Stewart, who is also a staff writer at the New Yorker, seems to agree with the Times’ traditional stance against outing. In a “reporter’s notebook” published a few years ago, he admitted to pursuing widespread rumors that Apple CEO Tim Cook was gay. (Cook came out in a Businessweek essay in October 2014.) Apple refused to cooperate with Stewart, so he dropped the matter: “I wouldn’t ever ‘out’ anyone without their consent, and in any case, I had no direct confirmation that Tim Cook was gay.”
All of which makes the casual disclosure of Eisner’s letter, which, to Times readers at least, effectively outs—or “outs”—Barry Diller, that much more puzzling.
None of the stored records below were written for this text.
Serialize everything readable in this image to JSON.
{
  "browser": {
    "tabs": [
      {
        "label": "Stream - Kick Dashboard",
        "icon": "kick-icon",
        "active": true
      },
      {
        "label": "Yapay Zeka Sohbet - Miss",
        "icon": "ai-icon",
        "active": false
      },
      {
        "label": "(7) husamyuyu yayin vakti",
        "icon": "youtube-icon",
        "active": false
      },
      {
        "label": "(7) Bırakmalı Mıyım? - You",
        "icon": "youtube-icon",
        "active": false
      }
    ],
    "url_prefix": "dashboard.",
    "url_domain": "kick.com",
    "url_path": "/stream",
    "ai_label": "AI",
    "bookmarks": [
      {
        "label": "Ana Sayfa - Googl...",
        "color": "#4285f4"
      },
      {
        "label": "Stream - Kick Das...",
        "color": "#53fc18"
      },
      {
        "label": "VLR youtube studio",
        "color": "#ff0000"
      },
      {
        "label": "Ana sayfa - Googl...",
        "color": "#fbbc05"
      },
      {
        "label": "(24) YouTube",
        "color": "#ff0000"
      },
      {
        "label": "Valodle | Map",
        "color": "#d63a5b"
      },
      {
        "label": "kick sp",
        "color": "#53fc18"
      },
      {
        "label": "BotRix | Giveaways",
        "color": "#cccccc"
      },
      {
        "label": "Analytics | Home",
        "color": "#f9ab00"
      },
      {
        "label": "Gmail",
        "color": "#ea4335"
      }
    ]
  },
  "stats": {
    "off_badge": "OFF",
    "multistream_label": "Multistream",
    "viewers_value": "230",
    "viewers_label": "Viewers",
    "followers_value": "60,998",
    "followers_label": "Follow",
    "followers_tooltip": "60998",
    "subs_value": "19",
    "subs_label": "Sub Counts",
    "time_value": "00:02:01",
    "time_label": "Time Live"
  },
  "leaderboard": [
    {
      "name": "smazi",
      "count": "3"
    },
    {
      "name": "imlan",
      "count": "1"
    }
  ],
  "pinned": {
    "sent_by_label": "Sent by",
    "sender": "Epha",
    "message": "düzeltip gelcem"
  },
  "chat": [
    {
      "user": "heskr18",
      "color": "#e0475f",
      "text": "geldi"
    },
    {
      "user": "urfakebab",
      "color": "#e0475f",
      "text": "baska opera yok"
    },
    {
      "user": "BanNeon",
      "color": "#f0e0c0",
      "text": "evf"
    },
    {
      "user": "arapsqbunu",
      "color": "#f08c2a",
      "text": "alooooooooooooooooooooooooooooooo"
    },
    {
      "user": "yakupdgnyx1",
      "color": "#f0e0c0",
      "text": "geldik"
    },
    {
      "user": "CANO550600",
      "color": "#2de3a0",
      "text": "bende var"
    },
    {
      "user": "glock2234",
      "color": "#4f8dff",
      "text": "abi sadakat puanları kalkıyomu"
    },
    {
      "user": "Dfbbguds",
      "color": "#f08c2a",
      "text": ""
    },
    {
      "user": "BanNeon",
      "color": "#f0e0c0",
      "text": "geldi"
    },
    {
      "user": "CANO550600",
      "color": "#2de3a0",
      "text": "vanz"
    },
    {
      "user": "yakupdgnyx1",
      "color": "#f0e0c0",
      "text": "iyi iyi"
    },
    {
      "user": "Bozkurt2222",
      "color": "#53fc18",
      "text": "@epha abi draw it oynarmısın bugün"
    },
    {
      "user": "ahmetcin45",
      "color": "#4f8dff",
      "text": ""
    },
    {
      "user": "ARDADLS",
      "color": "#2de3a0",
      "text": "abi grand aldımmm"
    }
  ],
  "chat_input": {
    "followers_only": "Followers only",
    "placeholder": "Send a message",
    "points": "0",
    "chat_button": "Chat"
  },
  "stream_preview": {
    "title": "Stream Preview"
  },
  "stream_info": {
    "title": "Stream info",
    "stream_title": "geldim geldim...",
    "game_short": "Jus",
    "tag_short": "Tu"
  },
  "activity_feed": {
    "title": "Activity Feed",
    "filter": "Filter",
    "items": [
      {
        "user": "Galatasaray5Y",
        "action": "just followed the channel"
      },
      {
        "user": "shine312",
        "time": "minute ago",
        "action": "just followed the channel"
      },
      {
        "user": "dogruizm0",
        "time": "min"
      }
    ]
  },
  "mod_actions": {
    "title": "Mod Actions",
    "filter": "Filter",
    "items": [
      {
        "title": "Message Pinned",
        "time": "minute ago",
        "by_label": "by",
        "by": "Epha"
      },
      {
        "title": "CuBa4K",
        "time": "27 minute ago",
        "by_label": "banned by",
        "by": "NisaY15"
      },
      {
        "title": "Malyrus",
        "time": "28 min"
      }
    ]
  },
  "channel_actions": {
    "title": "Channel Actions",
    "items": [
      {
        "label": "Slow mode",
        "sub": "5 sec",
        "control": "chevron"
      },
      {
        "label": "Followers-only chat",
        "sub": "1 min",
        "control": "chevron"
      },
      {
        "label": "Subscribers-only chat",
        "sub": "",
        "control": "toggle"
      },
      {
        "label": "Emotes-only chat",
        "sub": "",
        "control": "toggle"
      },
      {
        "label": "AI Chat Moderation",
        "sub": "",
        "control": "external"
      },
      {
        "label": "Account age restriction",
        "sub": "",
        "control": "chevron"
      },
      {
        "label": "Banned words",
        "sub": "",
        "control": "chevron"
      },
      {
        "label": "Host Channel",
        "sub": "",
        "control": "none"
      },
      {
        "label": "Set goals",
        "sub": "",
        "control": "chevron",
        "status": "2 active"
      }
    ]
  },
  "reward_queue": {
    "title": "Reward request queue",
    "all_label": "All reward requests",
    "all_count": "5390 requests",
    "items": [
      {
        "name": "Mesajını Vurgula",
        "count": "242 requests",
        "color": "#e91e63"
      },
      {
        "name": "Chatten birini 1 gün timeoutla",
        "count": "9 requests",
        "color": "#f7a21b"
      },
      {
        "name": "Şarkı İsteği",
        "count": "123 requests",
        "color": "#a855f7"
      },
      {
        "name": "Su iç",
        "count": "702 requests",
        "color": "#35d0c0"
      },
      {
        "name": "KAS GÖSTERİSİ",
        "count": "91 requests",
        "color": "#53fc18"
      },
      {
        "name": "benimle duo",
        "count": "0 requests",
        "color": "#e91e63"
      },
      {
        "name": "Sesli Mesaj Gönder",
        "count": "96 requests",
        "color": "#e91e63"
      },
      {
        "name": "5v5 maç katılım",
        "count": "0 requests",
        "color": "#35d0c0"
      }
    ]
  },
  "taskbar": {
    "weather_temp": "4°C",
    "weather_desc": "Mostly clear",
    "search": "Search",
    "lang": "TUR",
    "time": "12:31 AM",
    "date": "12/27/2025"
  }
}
Has the Times altered its policy with respect to reporting on sexuality? Was it simply an oversight? Have the circumstances of Diller’s private life become such a commonplace that he no longer deserves the courtesy that the paper extended to Cooper, Farrow, Schock, Peretz, and Sontag (or her memory)? One could argue that simply quoting from an ages-old memo in the context of a corporate succession analysis doesn’t constitute outing, but it’s difficult to imagine that the Times would publish the contents of such a memo about, say, Iger, without so much as a phone call for comment.
Stewart referred my questions to the paper’s spokesperson, Eileen Murphy, who told Gawker in an email, “The use of the quote in this story was to illustrate how Michael Eisner tried to discredit Barry Diller with the Disney board, not about Mr. Diller’s actual sexual orientation. And, it comes from a document that is not in dispute.”
Diller himself did not respond to requests for comment. In a statement to Gawker, IAC wrote, “Thank you for reaching out. IAC does not comment on personal matters.”